959: Building Agents 101: Design Patterns, Evals and Optimization (with Sinan Ozdemir) - Super Data Science: ML & AI Podcast with Jon Krohn Recap

Podcast: Super Data Science: ML & AI Podcast with Jon Krohn

Published: 2026-01-20

Duration: 1 hr 5 min

Guests: Sinan Ozdemir

Summary

This episode provides an in-depth look into building agentic AI systems, focusing on the distinctions between workflows and agents, evaluation metrics, and how to choose the right model parameters for specific tasks.

What Happened

Sinan Ozdemir joins Jon Krohn to discuss his latest book, 'Building Agentic AI', and provides a comprehensive overview of the key concepts in designing and deploying agentic systems.

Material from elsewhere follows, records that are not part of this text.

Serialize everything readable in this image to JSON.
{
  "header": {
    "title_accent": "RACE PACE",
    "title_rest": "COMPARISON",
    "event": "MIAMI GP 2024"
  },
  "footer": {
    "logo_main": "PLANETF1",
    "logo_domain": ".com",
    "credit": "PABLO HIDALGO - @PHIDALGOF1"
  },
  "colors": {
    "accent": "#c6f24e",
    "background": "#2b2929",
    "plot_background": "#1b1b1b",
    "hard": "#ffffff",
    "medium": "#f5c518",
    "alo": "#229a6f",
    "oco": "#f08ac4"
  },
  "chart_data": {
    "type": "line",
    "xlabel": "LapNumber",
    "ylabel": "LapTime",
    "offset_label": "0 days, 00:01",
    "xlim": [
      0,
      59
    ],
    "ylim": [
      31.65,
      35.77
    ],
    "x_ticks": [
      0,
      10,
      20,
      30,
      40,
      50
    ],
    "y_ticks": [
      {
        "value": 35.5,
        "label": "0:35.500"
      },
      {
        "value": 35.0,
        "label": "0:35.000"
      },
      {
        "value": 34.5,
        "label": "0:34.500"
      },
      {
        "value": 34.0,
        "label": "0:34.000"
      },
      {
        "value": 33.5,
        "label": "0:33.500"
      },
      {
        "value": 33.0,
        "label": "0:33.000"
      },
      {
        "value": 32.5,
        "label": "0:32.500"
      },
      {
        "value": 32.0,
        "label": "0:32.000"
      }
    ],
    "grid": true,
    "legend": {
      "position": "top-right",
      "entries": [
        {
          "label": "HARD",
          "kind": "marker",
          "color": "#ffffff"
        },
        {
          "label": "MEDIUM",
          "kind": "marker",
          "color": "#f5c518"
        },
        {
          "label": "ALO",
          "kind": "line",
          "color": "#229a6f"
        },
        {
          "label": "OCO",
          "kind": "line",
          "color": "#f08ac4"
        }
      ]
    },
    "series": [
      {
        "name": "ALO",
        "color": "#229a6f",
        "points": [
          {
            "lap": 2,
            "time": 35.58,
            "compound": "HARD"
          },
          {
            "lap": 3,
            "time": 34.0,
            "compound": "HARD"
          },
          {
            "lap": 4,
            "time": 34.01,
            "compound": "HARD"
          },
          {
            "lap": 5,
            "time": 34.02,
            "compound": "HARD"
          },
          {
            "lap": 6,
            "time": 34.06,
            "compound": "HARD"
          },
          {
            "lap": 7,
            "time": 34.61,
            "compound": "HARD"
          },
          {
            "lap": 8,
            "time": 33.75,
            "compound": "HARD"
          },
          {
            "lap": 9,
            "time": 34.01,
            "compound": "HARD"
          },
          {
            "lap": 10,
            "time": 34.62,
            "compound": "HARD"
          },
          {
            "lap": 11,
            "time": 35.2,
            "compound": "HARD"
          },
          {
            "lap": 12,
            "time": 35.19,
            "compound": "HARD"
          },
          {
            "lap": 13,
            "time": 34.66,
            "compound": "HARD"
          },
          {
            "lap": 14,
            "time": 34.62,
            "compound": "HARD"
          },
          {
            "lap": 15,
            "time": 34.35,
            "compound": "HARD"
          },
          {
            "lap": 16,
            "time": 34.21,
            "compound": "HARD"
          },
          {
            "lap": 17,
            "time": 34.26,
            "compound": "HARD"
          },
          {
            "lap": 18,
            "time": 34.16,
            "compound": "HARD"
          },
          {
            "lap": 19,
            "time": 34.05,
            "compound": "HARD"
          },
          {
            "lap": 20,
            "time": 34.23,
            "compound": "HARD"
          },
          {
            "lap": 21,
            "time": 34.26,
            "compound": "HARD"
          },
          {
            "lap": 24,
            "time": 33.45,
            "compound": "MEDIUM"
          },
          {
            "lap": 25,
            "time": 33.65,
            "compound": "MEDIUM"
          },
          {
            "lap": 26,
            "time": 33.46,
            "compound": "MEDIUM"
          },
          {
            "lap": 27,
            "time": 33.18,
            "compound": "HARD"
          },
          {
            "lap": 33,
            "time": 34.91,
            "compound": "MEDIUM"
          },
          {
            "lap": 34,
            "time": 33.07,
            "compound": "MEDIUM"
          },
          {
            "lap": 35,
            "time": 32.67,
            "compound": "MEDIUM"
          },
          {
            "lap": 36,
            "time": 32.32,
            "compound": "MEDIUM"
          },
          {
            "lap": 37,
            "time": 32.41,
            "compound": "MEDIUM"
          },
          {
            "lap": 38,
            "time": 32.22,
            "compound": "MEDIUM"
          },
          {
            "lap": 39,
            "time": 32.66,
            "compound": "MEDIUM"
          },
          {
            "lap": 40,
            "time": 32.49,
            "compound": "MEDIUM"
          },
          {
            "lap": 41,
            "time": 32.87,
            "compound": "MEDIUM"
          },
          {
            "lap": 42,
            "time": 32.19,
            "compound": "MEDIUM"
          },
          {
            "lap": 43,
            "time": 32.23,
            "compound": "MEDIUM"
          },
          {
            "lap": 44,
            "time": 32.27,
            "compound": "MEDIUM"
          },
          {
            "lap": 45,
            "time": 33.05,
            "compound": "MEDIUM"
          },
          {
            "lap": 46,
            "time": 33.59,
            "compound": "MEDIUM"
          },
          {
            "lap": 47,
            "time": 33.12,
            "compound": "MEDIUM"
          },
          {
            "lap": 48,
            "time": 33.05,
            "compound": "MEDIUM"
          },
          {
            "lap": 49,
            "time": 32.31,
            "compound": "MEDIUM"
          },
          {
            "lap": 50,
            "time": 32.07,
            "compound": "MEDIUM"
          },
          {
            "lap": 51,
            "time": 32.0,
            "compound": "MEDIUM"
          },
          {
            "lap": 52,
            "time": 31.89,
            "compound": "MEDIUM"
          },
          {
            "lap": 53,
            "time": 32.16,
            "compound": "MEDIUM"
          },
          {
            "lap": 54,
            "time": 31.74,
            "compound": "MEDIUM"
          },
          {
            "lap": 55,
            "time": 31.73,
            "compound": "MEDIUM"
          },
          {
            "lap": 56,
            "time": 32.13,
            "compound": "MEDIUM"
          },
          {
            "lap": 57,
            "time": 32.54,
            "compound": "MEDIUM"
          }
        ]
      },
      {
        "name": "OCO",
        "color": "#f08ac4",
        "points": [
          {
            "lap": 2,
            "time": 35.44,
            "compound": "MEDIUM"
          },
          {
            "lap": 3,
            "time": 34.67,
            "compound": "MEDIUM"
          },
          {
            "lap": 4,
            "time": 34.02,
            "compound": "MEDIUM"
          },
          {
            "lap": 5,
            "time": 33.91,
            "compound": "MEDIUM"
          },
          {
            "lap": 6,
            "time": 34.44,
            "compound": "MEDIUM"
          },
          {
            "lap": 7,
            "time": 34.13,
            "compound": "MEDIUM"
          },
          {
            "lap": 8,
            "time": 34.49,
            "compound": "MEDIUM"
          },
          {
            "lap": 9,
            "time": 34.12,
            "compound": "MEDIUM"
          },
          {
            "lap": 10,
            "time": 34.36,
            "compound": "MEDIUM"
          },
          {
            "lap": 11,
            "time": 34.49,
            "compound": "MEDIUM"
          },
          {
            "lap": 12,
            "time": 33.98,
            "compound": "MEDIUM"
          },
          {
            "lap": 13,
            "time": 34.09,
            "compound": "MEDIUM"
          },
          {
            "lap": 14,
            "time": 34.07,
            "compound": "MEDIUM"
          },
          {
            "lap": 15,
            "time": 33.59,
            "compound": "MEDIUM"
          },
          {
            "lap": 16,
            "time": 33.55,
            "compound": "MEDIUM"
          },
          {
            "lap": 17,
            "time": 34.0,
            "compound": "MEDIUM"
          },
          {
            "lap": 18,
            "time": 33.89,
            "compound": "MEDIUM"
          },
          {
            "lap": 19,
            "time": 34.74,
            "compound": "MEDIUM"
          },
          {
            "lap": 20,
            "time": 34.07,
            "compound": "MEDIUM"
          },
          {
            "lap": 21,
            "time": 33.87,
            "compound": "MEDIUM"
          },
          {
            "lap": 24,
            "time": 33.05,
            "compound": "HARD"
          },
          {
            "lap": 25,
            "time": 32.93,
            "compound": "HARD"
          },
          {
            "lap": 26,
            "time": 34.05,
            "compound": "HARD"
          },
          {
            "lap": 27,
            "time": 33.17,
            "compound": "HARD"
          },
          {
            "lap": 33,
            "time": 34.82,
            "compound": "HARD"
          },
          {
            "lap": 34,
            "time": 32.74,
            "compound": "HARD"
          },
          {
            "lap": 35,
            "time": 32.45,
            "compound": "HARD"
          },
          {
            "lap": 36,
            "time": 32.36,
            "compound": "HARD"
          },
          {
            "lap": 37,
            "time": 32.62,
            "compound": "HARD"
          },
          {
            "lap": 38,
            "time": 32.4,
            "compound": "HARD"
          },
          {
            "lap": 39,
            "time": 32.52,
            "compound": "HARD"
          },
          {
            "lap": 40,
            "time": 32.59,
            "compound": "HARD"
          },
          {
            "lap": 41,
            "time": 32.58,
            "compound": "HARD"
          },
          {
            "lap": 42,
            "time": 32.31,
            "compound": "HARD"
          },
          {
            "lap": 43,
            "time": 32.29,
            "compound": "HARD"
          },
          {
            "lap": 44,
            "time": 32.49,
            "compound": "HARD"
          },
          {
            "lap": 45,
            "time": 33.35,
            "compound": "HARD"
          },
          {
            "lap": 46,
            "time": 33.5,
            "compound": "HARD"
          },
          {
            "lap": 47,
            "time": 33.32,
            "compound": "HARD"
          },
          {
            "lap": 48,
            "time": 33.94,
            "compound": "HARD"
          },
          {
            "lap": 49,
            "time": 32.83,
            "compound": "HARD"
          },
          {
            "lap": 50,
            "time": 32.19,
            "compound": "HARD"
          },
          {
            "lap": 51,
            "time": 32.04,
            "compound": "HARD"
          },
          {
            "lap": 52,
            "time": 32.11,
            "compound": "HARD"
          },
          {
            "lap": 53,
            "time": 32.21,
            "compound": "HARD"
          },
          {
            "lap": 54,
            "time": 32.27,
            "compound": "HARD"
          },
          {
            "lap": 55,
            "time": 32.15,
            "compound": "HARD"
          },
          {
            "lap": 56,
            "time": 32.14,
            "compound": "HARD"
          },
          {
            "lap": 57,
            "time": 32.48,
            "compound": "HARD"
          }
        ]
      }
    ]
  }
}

He explains the critical distinction between workflows and agents, highlighting that an agentic AI is an LLM with access to tools, allowing it to make decisions about which tools to use and in what order, unlike a workflow that follows a deterministic path.

Sinan describes how to decide whether a solution should be more deterministic or agentic by evaluating the existing process and its conditional elements. He also provides guidance on selecting the appropriate LLM parameter count, offering a breakdown of small, medium, and large models based on parameter size and their respective use cases.

The episode delves into the importance of evaluation metrics beyond accuracy, like precision and recall, and how these metrics expose different failure modes of a model. Sinan stresses the need for a comprehensive evaluation framework tailored to specific task types, such as retrieval, classification, and generation, to ensure AI reliability.

Sinan shares surprising insights from his research, such as the lack of correlation between reasoning time and model performance, challenging the assumption that more reasoning leads to better results. He also discusses the trade-offs involved in optimizing models for speed, cost, and accuracy, pointing out that quantization and distillation can lead to performance hits, effectively creating a 'cousin' model with different outputs.

Towards the end, Sinan emphasizes the value of a hybrid approach combining agentic systems with predefined workflows to manage complex tasks efficiently. He explains how this can enhance AI systems' reliability by providing a structured pathway with room for agentic decision-making.

Throughout the conversation, Sinan's expertise in AI shines through, as he shares practical insights and real-world examples from his consulting work. His engaging storytelling and clear explanations make complex AI concepts accessible to a broad audience, encouraging listeners to explore the potential of agentic AI in their own work.

Key Insights

Agentic AI systems differ from workflows by using large language models (LLMs) with tool access, allowing them to make decisions about tool usage and sequence, unlike workflows that follow predetermined paths.
Evaluation metrics like precision and recall are crucial for identifying different failure modes in AI models, beyond just relying on accuracy. These metrics need to be tailored to specific task types such as retrieval, classification, and generation.
Research indicates no correlation between reasoning time and model performance, challenging the assumption that longer reasoning leads to better results. This insight suggests that optimizing models for speed does not necessarily compromise accuracy.
Combining agentic systems with predefined workflows can enhance AI reliability by providing structured pathways with room for decision-making, effectively managing complex tasks more efficiently.